法律相談Q&A 
3 法定利率変更の議論

第24.3 法定利率変更の議論

● 法定利率とは

 

Q・債権法の基本的ルールについて、「法定利率」を年3%に変更することが検討されているとのことですが、そもそも法定利率とはどのようなものですか。

A・例えば、借金を返済期日までに返済しなかった場合や、アパートの家賃を決められた期日までに支払わなかった場合には、過ぎた期間に応じて「遅延損害金」が発生します。
 その遅延損害金の割合が、契約書で定められている場合には、その定められた利率にしたがって遅延損害金が計算されます。
 しかし、そのような定めがない場合には、民法が規定している法定利率によって、遅延損害金が計算されます。

Q・民法では、どのように法定利率が規定されているのですか。

A・現在の民法では、年5%と定められています。

Q・貸金の場合、利息制限法が定める上限利息が年15~20%であることと比べれば、年5%は決して高くないようにも思われますが。

A・かつて日本経済が成長している時代には、公定歩合が年5%を越えていた時期もありました(現在は0.3%)。
 しかし、その後低金利時代に入り、今では銀行に定期預金を預けても、利息は年1%もつきません。
 年5%でも、世の中の実情にそぐわなくなっていることから、今回の債権法改正では、変動金利制の導入などの検討がなされています。


 

● 法律実務にも大きな影響が

 

Q・遅延損害金の額が変化することで、私たちの身近な問題で、何か影響することはありますか。

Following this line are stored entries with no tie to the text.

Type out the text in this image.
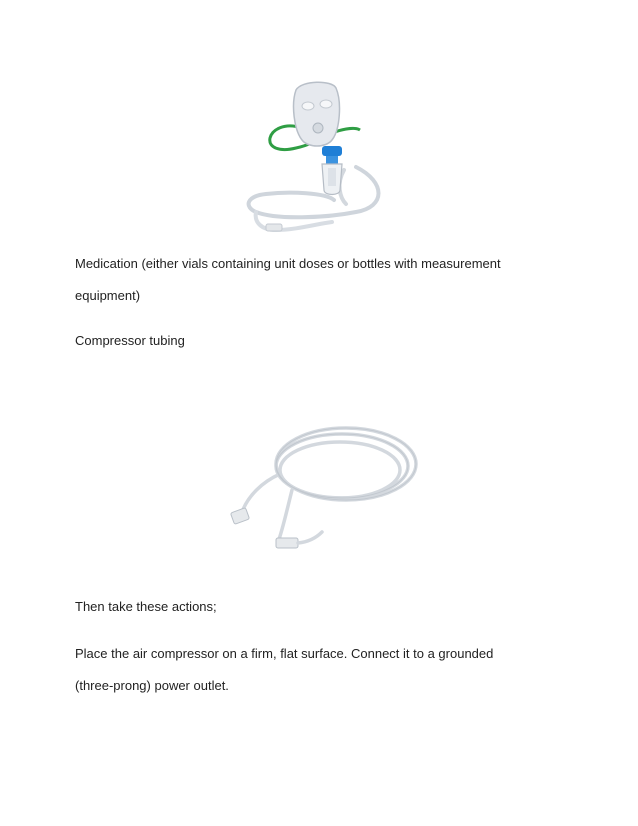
Medication (either vials containing unit doses or bottles with measurement

equipment)

Compressor tubing

Then take these actions;

Place the air compressor on a firm, flat surface. Connect it to a grounded

(three-prong) power outlet.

A・例えば、交通事故によって死亡したというケースでは、“将来にわたり労働によって得られたであろう利益”を損害として請求することができます。
 この損害を「逸失利益(いっしつりえき)」といいます。
 死亡事故ではなくても、事故による後遺症が残ったというケースでは、それにより労働能力に一部制約が生じる場合には、その制約された一部について、逸失利益の請求ができます。
 法定利率の変更は、この逸失利益という損害額の算定にも影響します。

Q・どういうことですか。

A・この逸失利益は、将来にわたる労働によって得られる利益を、現時点において計算し、損害として先払いしてもらうというものです。
 したがって、その計算に際しては、先払いしてもらった金額を法定利率で運用することを前提に、将来の時々に本来もらうべき金額となるように計算するものとされています。

Q・そのような計算方法をとると、先払いしてもらう金額の方が、将来の時々に本来もらうはずの金額を単純に合計したよりも、当然、低くなりますね。

A・そのとおりです。
 その、法定利率で運用することを前提に、先払いしてもらう金額を計算(これを「中間利息の控除」といいます)する方法として、お聞きになったことがあると思いますが、「ライプニッツ式」や「ホフマン式」という計算方法を用います。
 先払いしてもらう金額を、5%で運用することを前提に計算する場合と、それより低い利率で運用することを前提に計算する場合とでは、低い利率で計算した方が、先払いの金額は高くなります。

Q・法定利率が下がれば、逆に、逸失利益については、損害賠償請求額が増額となるのですね。

A・そのとおりです。
 今回の債権法改正では、被害者救済という観点からも、現在の5%は、昨今の社会状況に照らし高すぎるとして、見直しを求める意見が多くあがっています。